No TikTok, Engler posta discursos no plenário mineiro contra o grupo terrorista Hamas, parabéns ao humorista Nego Di e ao ex-coach Pablo Marçal pelas doações ao Rio Grande do Sul e um alerta sobre o caso de um estuprador transgênero na Inglaterra.

Nas campanhas à prefeitura de 2020 e 2024, sua juventude foi alvo dos adversários, que diziam que ele queria ser prefeito enquanto "ainda mora com os pais".

Neste ano, fez um vídeo para o jornal O Tempo mostrando que tem um apartamento pequeno perto da Assembleia de MG, mas gosta mesmo é de passar os sábados na casa dos pais e dos avós, com quem "ia à missa todo fim de semana" quando criança.

Católico e de classe média alta, Engler argumenta que é aliado natural dos evangélicos por "ser radicalmente contra a liberação de drogas, defender a vida desde a concepção e a família tradicional".

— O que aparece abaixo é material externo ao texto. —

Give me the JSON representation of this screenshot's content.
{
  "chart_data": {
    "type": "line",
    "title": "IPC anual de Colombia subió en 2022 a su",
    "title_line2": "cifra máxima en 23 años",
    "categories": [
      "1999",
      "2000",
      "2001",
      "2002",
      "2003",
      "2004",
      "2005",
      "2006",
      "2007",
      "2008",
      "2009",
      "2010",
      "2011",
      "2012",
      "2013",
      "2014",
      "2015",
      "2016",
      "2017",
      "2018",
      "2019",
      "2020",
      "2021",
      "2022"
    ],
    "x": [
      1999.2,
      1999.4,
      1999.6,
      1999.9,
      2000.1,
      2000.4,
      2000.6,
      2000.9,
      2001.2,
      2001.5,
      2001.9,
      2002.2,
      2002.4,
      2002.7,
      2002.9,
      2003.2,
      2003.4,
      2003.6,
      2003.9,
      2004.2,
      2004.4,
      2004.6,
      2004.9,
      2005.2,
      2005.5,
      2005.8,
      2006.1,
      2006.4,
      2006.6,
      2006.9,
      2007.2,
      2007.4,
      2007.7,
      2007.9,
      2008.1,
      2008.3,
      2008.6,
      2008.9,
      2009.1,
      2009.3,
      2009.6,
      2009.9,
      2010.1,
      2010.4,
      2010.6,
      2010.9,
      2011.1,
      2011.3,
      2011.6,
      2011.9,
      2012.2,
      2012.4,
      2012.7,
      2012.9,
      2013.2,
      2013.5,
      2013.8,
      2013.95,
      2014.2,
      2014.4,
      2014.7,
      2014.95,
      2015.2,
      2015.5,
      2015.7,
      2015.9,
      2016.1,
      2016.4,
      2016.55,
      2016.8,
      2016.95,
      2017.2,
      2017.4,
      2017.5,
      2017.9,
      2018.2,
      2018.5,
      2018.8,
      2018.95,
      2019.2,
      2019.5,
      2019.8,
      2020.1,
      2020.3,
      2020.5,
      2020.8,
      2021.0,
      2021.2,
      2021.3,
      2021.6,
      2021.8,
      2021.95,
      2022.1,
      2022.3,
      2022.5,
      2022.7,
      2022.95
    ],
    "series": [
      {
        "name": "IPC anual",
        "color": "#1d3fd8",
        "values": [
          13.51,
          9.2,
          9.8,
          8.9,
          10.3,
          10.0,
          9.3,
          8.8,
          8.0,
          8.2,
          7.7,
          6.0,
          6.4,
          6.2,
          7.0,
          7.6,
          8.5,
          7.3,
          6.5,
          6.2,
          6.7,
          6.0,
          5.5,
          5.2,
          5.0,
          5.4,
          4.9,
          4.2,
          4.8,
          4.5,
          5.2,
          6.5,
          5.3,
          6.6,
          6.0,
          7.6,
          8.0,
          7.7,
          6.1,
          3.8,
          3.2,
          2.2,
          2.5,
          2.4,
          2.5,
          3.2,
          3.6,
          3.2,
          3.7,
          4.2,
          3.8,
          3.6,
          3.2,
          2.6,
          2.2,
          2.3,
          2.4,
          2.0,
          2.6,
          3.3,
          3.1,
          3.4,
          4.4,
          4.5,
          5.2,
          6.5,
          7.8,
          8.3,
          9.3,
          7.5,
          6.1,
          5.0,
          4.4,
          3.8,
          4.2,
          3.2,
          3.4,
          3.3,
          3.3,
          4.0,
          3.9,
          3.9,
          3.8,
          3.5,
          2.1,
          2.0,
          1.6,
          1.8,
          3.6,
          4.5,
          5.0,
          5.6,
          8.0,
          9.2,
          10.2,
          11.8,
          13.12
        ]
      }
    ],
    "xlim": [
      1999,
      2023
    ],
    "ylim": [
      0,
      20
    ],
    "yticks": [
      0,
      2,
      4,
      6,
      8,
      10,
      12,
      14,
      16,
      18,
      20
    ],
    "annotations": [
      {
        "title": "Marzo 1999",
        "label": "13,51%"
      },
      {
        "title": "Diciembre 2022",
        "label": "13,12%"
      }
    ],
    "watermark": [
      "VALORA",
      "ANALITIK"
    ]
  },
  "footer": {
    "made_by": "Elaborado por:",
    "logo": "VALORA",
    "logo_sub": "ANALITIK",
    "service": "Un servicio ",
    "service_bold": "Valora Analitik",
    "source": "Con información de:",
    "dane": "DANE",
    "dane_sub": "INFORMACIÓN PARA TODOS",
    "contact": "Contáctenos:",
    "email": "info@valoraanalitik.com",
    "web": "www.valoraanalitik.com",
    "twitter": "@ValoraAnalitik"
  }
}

"Figuras [jovens] como eu e o André Fernandes representam um sentimento de mudança", diz. "Pelo fato de termos começado há pouco tempo na política, não fazemos parte de nenhum dos grupos políticos do velho sistema corrupto."

Engler falou com o UOL um dia após ir a Brasília, junto com André Fernandes, conversar com Valdemar da Costa Neto e Jair Bolsonaro sobre verba, estratégia e apoios. Por enquanto, o diálogo com a velha política ainda se faz necessário.